Die DNA von pCYTts (1) wird in den Kern inseriert. Der eukaryotische
Promotor (durchgezogener horizontaler Pfeil) steuert die Transkription
(2) in die mRNA (3). Die Translation (4) des ersten offenen Leserahmens
(ORF) der mRNA resultiert in der Erzeugung einer temperaturempfindlichen
Replikase (ts-Replikaseprotein) (5). Der zweite das interessierende
Gen kodierende offene ORF ist für
Ribosomen nicht zugänglich.
Daher findet keine Translation (6) des interessierenden Gens statt.

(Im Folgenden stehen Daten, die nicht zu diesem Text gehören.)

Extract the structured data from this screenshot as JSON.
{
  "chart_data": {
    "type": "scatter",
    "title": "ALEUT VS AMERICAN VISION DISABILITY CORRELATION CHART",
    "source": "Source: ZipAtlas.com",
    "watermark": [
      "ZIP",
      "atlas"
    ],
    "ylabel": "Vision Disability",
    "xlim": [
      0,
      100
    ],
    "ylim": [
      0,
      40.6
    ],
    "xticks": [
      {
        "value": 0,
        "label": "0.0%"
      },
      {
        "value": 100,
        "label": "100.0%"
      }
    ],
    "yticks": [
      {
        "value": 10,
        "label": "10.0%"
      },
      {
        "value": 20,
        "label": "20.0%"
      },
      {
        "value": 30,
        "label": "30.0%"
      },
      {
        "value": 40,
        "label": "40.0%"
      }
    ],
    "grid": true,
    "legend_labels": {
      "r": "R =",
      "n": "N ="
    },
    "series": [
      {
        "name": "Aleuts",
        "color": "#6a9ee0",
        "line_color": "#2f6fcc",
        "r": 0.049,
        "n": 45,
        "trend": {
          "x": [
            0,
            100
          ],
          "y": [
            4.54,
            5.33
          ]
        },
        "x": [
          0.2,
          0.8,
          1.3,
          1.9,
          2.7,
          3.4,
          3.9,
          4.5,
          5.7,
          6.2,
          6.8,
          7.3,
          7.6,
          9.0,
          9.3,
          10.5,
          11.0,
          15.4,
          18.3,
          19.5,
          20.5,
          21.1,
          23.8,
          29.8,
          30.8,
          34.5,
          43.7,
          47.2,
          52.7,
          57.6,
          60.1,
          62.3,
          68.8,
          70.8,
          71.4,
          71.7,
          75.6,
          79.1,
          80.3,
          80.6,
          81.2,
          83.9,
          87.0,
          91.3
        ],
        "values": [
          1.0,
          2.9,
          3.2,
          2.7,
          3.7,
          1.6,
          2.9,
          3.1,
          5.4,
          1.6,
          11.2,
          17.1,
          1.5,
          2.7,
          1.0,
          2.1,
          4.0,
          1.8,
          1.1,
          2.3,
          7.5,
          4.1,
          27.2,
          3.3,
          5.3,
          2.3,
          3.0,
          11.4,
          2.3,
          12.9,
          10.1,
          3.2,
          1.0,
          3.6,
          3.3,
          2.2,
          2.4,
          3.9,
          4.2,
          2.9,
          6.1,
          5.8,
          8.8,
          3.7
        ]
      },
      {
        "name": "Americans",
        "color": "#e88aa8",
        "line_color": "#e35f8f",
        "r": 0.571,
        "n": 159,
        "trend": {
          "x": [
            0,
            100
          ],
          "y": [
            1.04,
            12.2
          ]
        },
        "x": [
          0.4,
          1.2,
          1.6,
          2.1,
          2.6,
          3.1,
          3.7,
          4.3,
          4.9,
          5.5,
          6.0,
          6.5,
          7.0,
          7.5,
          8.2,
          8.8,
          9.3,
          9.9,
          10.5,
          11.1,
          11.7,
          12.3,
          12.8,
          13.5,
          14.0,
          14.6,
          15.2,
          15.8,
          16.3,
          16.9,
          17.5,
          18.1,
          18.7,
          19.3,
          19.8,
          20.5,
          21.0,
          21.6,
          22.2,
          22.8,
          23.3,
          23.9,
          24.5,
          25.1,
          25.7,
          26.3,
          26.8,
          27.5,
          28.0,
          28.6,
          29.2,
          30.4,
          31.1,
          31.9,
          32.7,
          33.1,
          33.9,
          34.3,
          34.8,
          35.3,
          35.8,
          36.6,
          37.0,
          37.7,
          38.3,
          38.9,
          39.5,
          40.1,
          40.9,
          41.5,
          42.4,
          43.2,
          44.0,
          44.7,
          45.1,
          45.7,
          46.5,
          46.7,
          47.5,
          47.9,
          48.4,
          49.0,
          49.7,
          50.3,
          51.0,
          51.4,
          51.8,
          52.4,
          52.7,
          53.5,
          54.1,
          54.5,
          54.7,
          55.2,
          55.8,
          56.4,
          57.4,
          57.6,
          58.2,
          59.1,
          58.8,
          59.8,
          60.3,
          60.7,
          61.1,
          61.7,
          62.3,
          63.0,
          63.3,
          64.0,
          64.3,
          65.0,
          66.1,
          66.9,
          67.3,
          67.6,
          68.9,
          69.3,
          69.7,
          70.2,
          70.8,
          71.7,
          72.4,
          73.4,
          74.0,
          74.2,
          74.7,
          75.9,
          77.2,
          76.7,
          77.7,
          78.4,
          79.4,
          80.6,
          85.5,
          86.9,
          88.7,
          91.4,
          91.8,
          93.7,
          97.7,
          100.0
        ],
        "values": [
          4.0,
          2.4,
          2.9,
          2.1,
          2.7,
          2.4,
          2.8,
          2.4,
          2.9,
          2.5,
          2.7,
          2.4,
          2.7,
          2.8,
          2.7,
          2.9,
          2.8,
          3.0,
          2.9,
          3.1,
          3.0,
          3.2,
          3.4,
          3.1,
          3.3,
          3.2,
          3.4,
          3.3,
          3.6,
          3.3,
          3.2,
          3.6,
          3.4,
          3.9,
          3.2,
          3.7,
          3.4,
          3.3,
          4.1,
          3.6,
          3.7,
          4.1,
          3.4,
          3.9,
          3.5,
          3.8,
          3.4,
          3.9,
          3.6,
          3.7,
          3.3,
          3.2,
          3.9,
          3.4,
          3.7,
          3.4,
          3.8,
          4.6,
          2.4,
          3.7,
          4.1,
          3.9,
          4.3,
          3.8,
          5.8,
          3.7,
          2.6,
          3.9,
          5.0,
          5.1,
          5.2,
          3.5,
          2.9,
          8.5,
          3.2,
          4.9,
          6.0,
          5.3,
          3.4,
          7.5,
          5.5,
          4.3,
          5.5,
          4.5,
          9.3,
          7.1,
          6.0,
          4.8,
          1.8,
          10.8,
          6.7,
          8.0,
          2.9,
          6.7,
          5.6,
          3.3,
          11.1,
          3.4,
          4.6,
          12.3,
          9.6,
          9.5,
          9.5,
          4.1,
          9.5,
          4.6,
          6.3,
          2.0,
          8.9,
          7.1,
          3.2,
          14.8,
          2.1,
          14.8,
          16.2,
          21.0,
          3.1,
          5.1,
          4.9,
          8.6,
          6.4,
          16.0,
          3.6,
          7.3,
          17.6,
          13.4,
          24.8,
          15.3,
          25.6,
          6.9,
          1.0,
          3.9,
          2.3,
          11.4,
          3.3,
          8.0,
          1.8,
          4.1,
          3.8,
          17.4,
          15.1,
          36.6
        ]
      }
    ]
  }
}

Bei niedriger Temperatur katalysiert die ts-Replikase die Replikation
(7) der mRNA (3) in eine (–)Strang-RNA
von voller Länge
(8). Die ts-Replikase katalysiert ebenfalls nachfolgende Replikationen
(9, 10) in eine (+)Strang-RNA von voller Länge (11) und eine subgenomische
RNA (12). Die subgenomische RNA (12) wird dann in das interessierende
Protein translatiert (13) (nicht gezeigt). Die Kombination aus Amplifikation
und qualitativer Änderung
der RNA resultiert in noch nie da gewesener Schärfe und Regulierbarkeit der
Expression des interessierenden Gens.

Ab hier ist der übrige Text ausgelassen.